On December 21, the no-confidence motion brought by the Opposition People’s Progressive Party against the Government in the National Assembly succeeded when former AFC Parliamentarian Charrandas Persaud broke rank and made a conscience vote in favour of the motion.

Arguing that Government’s power should only be limited to essential operations such as giving money to the Guyana Elections Commission (GECOM) as Article 106 (6) and 106 (7) of Guyana’s constitution are clear and unambiguous, Ramkarran stressed that business as usual must come to an end once cabinet resigns.

Article 106 (6) of the Constitution states: “The Cabinet including the President shall resign if the Government is defeated by the vote of a majority of all the elected members of the National Assembly on a vote of confidence.”

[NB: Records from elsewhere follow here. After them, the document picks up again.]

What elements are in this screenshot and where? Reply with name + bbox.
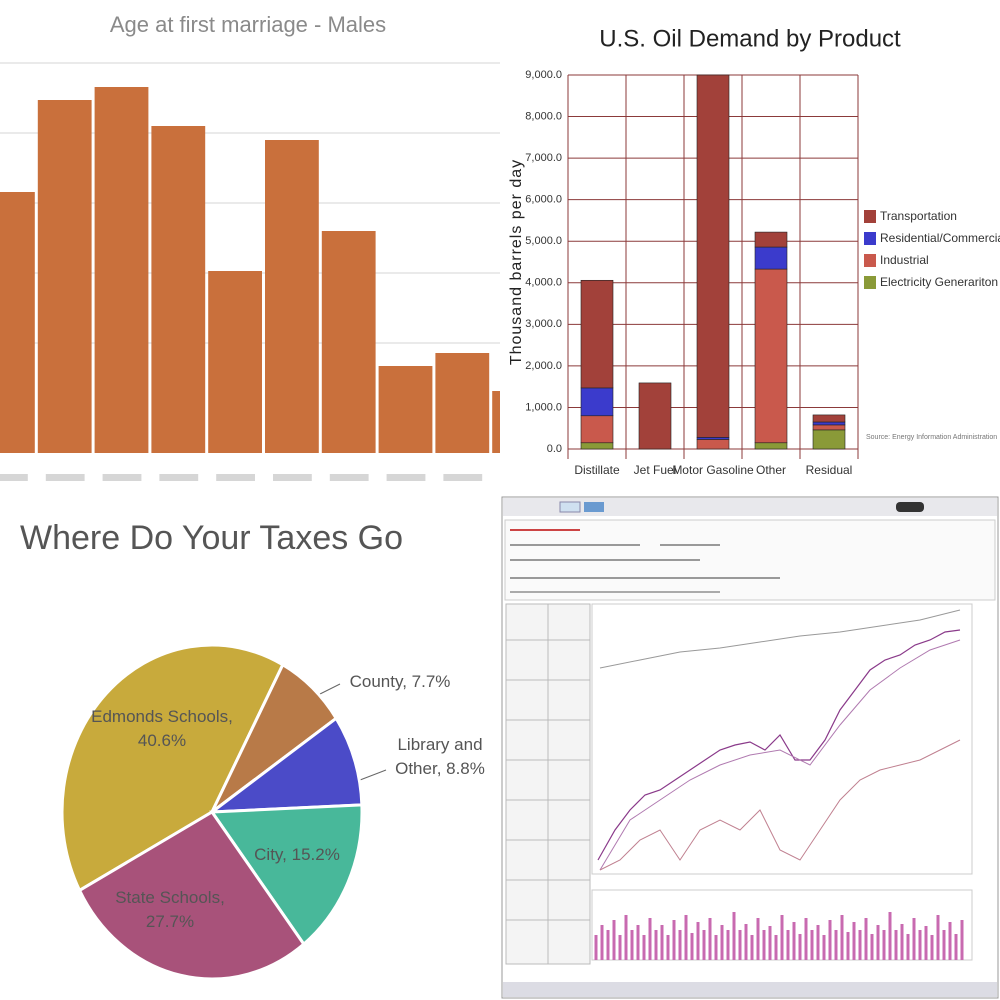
pie-slice [60, 643, 285, 893]
bar [265, 140, 319, 453]
legend-swatch [864, 254, 876, 267]
bar-segment [580, 387, 614, 417]
leader-line [317, 683, 341, 696]
bar-segment [580, 442, 614, 450]
marriage-chart: Age at first marriage - Males [0, 12, 539, 481]
bar-segment [812, 421, 846, 426]
bar [0, 192, 35, 453]
x-tick-label: Residual [806, 463, 853, 477]
legend-label: Electricity Generariton [880, 275, 998, 289]
bar [94, 87, 149, 453]
bar [492, 391, 500, 453]
average-line [599, 639, 961, 871]
bar-segment [638, 382, 672, 450]
slice-label: State Schools, 27.7% [115, 888, 225, 931]
y-tick-label: 4,000.0 [525, 277, 562, 289]
tab [584, 502, 604, 512]
legend-label: Transportation [880, 209, 957, 223]
slice-label: Library and Other, 8.8% [395, 735, 485, 778]
y-tick-label: 5,000.0 [525, 235, 562, 247]
x-tick-label-blur [45, 474, 85, 481]
bar-segment [754, 246, 788, 270]
x-tick-label: Other [756, 463, 786, 477]
y-tick-label: 1,000.0 [525, 401, 562, 413]
table-rows [506, 604, 590, 964]
x-tick-label: Motor Gasoline [672, 463, 754, 477]
chart-title: Age at first marriage - Males [110, 12, 386, 37]
bar-segment [812, 429, 846, 450]
x-tick-label-blur [386, 474, 426, 481]
price-line [597, 629, 961, 861]
bar-segment [696, 439, 730, 450]
y-tick-label: 6,000.0 [525, 194, 562, 206]
x-tick-label-blur [102, 474, 142, 481]
slice-label: City, 15.2% [254, 845, 340, 864]
bar [208, 271, 262, 453]
taskbar [503, 982, 997, 997]
chart-title: U.S. Oil Demand by Product [599, 25, 901, 52]
x-tick-label-blur [0, 474, 28, 481]
x-tick-label: Jet Fuel [634, 463, 677, 477]
x-tick-label-blur [159, 474, 199, 481]
pie-slice [207, 716, 364, 814]
toolbar [503, 498, 997, 516]
bar-segment [696, 437, 730, 440]
x-tick-label: Distillate [574, 463, 620, 477]
oil-chart: U.S. Oil Demand by Product Thousand barr… [508, 25, 1000, 477]
y-tick-label: 3,000.0 [525, 318, 562, 330]
legend-swatch [864, 232, 876, 245]
x-tick-label-blur [443, 474, 483, 481]
x-tick-label-blur [329, 474, 369, 481]
tab [559, 501, 581, 513]
bar-segment [812, 414, 846, 423]
slice-label: County, 7.7% [349, 672, 451, 691]
bar [151, 126, 206, 453]
pie-slice [209, 803, 364, 947]
slice-label: Edmonds Schools, 40.6% [91, 707, 233, 750]
legend-swatch [864, 210, 876, 223]
stock-screenshot [501, 496, 999, 999]
relative-line [599, 739, 961, 871]
volume-bars [594, 912, 964, 960]
y-tick-label: 9,000.0 [525, 69, 562, 81]
index-line [599, 609, 961, 669]
bar-segment [754, 268, 788, 444]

Meanwhile, 106 (7) goes on to state that “Notwithstanding its defeat, the Government shall remain in office and shall hold an election within three months, or such longer period as the National Assembly shall by resolution supported by not less than two-thirds of the votes of all the elected members of the National Assembly determine, and shall resign after the President takes the oath of office following the election.”

Moreover, Ramkarran, who is the current Head of the Guyana Bar Association, said too that no moves have been made to call elections in three months as the constitution requires.

He said the National Assembly has not agreed to extend the deadline, observing that December 21 to January 23 is certainly not within convenient speed.

In the Attorney General’s (AG’s) response, filed by Attorney Maxwell Edwards on Tuesday, he argued, among other things, that Government’s resignation depends on Parliament being dissolved before General and Regional Elections.

In this instance, the AG cited Article 106 (7) of the Constitution of Guyana to support his arguments.

He then went on to reject calls for Government to be in a caretaker mode, contending that the vote was not a valid one.

Justice George on Wednesday committed to ruling on the legal challenges regarding the no-confidence vote on January 31, 2019.